Total revenues for the fourth quarter of 2020 increased 1% to $102.4 million, compared to $101.4 million in the prior year quarter. U.S. revenues of $87.8 million, which represented 86% of total revenues, grew 4.8% compared to $83.8 million in the prior year quarter, primarily driven by strong growth in residential activity. The contribution of U.S. revenue growth to total revenues was partly offset by lower revenue from Colombia, primarily attributable to delayed activity at many customer jobsites due to COVID-19 related factors. Changes in foreign currency exchange rates had an adverse impact of $0.7 million on Colombia and total revenues in the quarter.

Gross profit for the fourth quarter of 2020 grew 25.8% to $36.9 million, representing a 36.1% gross margin, compared to gross profit of $29.3 million, representing a 28.9% gross margin in the prior year quarter. The improvement in gross margin mainly reflected greater operating efficiencies from prior automation initiatives and a higher mix of revenue from manufacturing versus installation activity. Selling, general and administrative expense (SG&A) was $19.4 million compared to $18.6 million in the prior year quarter, primarily attributable to higher variable expenses related to shipping, as well as COVID-19-related expenses. As a percent of total revenues, SG&A was 18.9% compared to 18.3% in the prior year quarter.

Net income was $18.5 million, or $0.39 per diluted share, in the fourth quarter of 2020 compared to net income of $10.9 million, or $0.23 loss per diluted share, in the prior year quarter, including an after-tax non-cash foreign exchange transaction gain of $13.6 million in the fourth quarter 2020 and an $8.9 million gain in the fourth quarter 2019. As previously disclosed, these gains and losses are related to the accounting re-measurement of U.S. Dollar denominated assets and liabilities against the Colombian Peso as functional currency.

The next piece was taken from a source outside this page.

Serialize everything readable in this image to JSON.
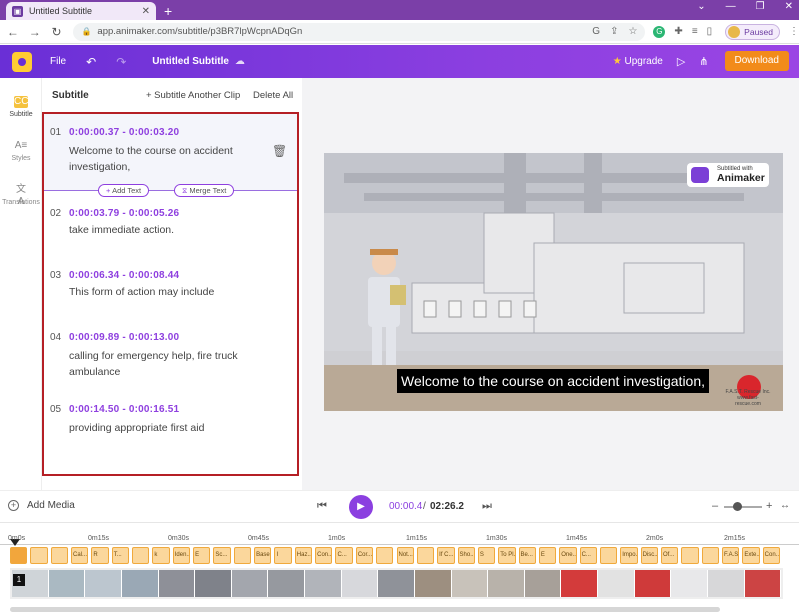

“2020 was a milestone year for Tecnoglass. Our exceptional results reflect the resilience and dedication of our team as we capitalized on strong residential macro tailwinds and recovering commercial end market conditions to post our second straight quarter of growth in the U.S.,” says Tecnoglass CEO José Manuel Daes. “Additionally, we delivered on our goal to produce strong returns on our previously implemented automation and capacity investments, contributing to record full year gross profit and adjusted EBITDA levels, both on a dollar basis and as a percentage of sales. Just as important, our success is translating into a step-change in cash generation, with our operating cash flow representing over 70% of adjusted EBITDA in 2020. We were thrilled to exit the year with a much stronger and leaner company, underpinned by a significantly improved capital position to further extend our leadership in the architectural glass industry.”

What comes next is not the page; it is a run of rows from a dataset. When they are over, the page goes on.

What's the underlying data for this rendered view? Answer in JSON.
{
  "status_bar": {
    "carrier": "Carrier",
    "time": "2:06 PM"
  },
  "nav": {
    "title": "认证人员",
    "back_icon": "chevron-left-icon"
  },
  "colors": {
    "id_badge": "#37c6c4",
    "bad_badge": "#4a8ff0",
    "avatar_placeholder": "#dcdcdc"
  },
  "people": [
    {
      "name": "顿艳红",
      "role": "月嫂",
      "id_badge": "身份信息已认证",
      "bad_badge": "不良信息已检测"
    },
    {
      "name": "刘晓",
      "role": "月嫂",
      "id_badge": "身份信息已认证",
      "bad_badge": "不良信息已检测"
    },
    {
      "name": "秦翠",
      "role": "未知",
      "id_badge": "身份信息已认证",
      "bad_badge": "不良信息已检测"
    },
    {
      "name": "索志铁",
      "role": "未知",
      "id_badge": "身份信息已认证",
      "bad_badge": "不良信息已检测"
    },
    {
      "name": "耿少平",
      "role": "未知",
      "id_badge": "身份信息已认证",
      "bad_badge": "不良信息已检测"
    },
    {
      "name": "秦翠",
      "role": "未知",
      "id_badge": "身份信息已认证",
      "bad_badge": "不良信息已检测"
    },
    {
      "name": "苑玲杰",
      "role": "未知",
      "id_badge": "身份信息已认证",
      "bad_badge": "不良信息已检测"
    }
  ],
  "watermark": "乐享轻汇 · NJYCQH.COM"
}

“Fourth quarter results were encouraging and marked a return to growth in total revenues to close out an extraordinary year. Single family residential revenues expanded more than 50% year-over-year in the quarter, and represented nearly 20% of our revenues for the full year 2020,” adds Christian Daes, chief operating officer of Tecnoglass. “Overall quoting and bidding activity continued to strengthen since mid-year 2020, resulting in defensible backlog position of $545 million. Our strong performance in 2020 was augmented by winning new customers, entering new markets and maintaining our commitment to innovation through the introduction of new best-in-class products, particularly in residential. As we move into 2021, we remain focused on expanding our addressable market in single family housing in the U.S.”

Full Year 2020 Results

Total revenues for the full year 2020 were $374.9 million compared to $430.9 million in the prior year with the decrease mainly related to one month less of invoicing in the second half of March and first half of April. This was a result of the previously communicated suspension of plant operations, as well as a slower recovery in Latam markets since the onset of the COVID-19 pandemic. Excluding the impact of unfavorable foreign currency exchange, total revenues were lower by 12.3% compared to the prior year.

Gross profit increased 2.5% year-over-year to a full year record of $139.3 million, representing a 37.1% gross margin, compared to $135.8 million, representing a 31.5% gross margin in the prior year. Operating income was $66.1 million compared to $58.8 million in the prior year.